Concomitant Use of Neuroprotective Drugs in Neuro Rehabilitation of Multiple Sclerosis
- *Corresponding Author:
- Moses Rodriguez
Department of Neurology
Guggenheim 4-42B, 200 1st Street SW
Mayo Clinic, Rochester
MN 55901, USA
E-mail: [email protected]
Received date: May 23, 2016; Accepted date: June 17, 2016; Published date: June 23, 2016
Citation: Dasari H, Wootla B, Warrington AE, Rodriguez M (2016) Concomitant Use of Neuroprotective Drugs in Neuro Rehabilitation of Multiple Sclerosis . Int J Phys Med Rehabil 4: 348. doi: 10.4172/2329-9096.1000348
Copyright: © 2016 Dasari H, et al. This is an open-access article distributed under the terms of the Creative Commons Attribution License, which permits unrestricted `use, distribution, and reproduction in any medium, provided the original author and source are credited.

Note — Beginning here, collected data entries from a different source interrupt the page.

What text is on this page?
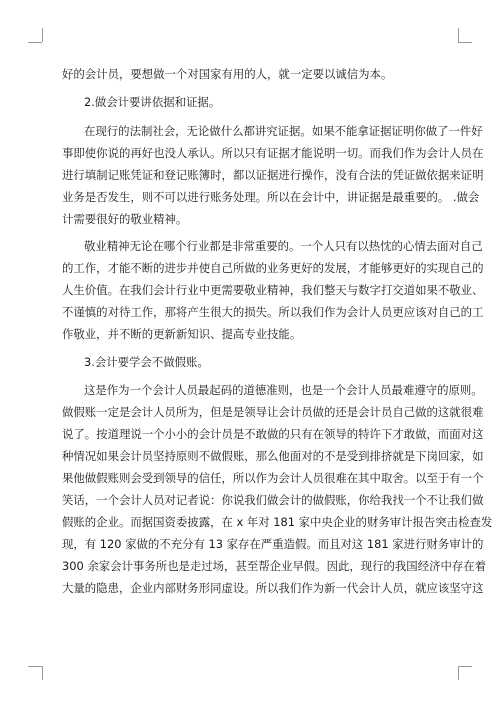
好的会计员，要想做一个对国家有用的人，就一定要以诚信为本。
2.做会计要讲依据和证据。
在现行的法制社会，无论做什么都讲究证据。如果不能拿证据证明你做了一件好
事即使你说的再好也没人承认。所以只有证据才能说明一切。而我们作为会计人员在
进行填制记账凭证和登记账簿时，都以证据进行操作，没有合法的凭证做依据来证明
业务是否发生，则不可以进行账务处理。所以在会计中，讲证据是最重要的。 .做会
计需要很好的敬业精神。
敬业精神无论在哪个行业都是非常重要的。一个人只有以热忱的心情去面对自己
的工作，才能不断的进步并使自己所做的业务更好的发展，才能够更好的实现自己的
人生价值。在我们会计行业中更需要敬业精神，我们整天与数字打交道如果不敬业、
不谨慎的对待工作，那将产生很大的损失。所以我们作为会计人员更应该对自己的工
作敬业，并不断的更新新知识、提高专业技能。
3.会计要学会不做假账。
这是作为一个会计人员最起码的道德准则，也是一个会计人员最难遵守的原则。
做假账一定是会计人员所为，但是是领导让会计员做的还是会计员自己做的这就很难
说了。按道理说一个小小的会计员是不敢做的只有在领导的特许下才敢做，而面对这
种情况如果会计员坚持原则不做假账，那么他面对的不是受到排挤就是下岗回家，如
果他做假账则会受到领导的信任，所以作为会计人员很难在其中取舍。以至于有一个
笑话，一个会计人员对记者说：你说我们做会计的做假账，你给我找一个不让我们做
假账的企业。而据国资委披露，在 x 年对 181 家中央企业的财务审计报告突击检查发
现，有 120 家做的不充分有 13 家存在严重造假。而且对这 181 家进行财务审计的
300 余家会计事务所也是走过场，甚至帮企业早假。因此，现行的我国经济中存在着
大量的隐患，企业内部财务形同虚设。所以我们作为新一代会计人员，就应该坚守这
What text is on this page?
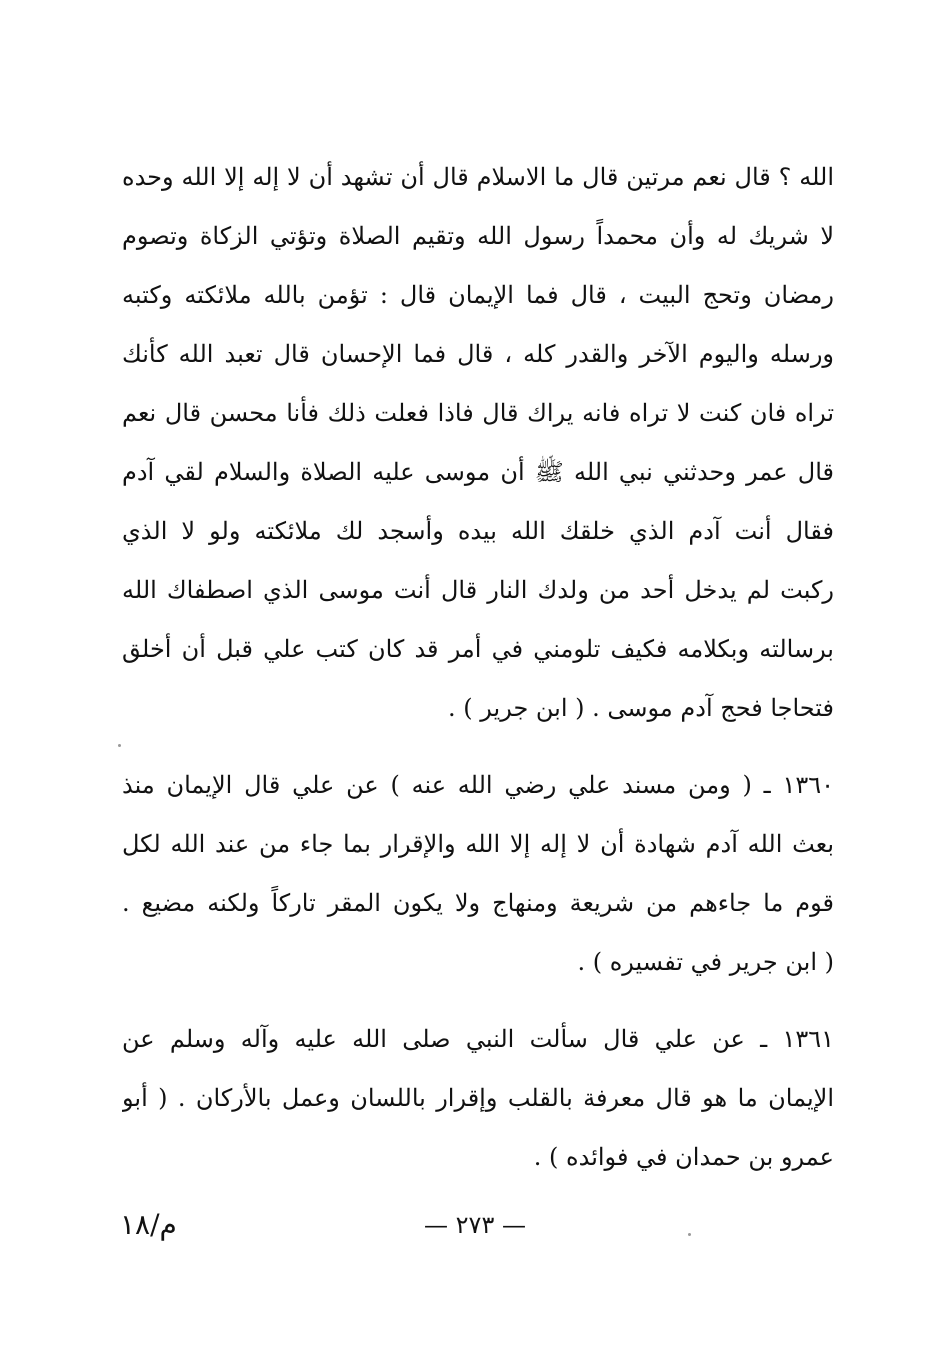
الله ؟ قال نعم مرتين قال ما الاسلام قال أن تشهد أن لا إله إلا الله وحده
لا شريك له وأن محمداً رسول الله وتقيم الصلاة وتؤتي الزكاة وتصوم
رمضان وتحج البيت ، قال فما الإيمان قال : تؤمن بالله ملائكته وكتبه
ورسله واليوم الآخر والقدر كله ، قال فما الإحسان قال تعبد الله كأنك
تراه فان كنت لا تراه فانه يراك قال فاذا فعلت ذلك فأنا محسن قال نعم
قال عمر وحدثني نبي الله ﷺ أن موسى عليه الصلاة والسلام لقي آدم
فقال أنت آدم الذي خلقك الله بيده وأسجد لك ملائكته ولو لا الذي
ركبت لم يدخل أحد من ولدك النار قال أنت موسى الذي اصطفاك الله
برسالته وبكلامه فكيف تلومني في أمر قد كان كتب علي قبل أن أخلق
فتحاجا فحج آدم موسى . ( ابن جرير ) .
١٣٦٠ ـ ( ومن مسند علي رضي الله عنه ) عن علي قال الإيمان منذ
بعث الله آدم شهادة أن لا إله إلا الله والإقرار بما جاء من عند الله لكل
قوم ما جاءهم من شريعة ومنهاج ولا يكون المقر تاركاً ولكنه مضيع .
( ابن جرير في تفسيره ) .
١٣٦١ ـ عن علي قال سألت النبي صلى الله عليه وآله وسلم عن
الإيمان ما هو قال معرفة بالقلب وإقرار باللسان وعمل بالأركان . ( أبو
عمرو بن حمدان في فوائده ) .
— ٢٧٣ —
م/١٨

We provide an overview of rehabilitation in neurological diseases. A large amount of literature available on neurorehabilitation is based from the rehabilitative work on stroke and spinal cord injuries. After a brief description of rehabilitation, the potential application of neurorehabilitation in neurodegenerative diseases specifically multiple sclerosis (MS) is summarized. Since MS causes a wide variety of symptoms, the rehabilitation in MS patients may benefit from an interdisciplinary approach that encloses physiotherapy, cognitive rehabilitation, psychological therapy, occupational therapy, and other methods to improve fatigue. Neurorehabilitation helps patients to reach and maintain their optimal physical, psychological and intellectual, levels but it does not reverse long-term disabilities that arise from neurological disorders. This calls for the need of better neuroregenerative and neuroprotective treatment strategies in addition to neurorehabilitation. We discuss neuroprotective drugs aimed at preventing axonal, neuronal, myelin and oligodendrocyte damage and cell death that are approved and others that are currently in clinical trials, with an emphasis on human derived natural antibodies with remyleination potential. Our investigative group developed recombinant natural human IgM antibodies against oligodendrocytes and neurons with a potential for CNS repair and remyleination. One such recombinant antibody, rHIgM22 completed a phase 1 clinical trial with no toxicity and with an objective of promoting remyleination in multiple sclerosis. Inclusion of these drugs as a multifaceted approach may further enhance the efficacy of neurorehabilitation in neuroinflammatory and neurodegenerative disorders.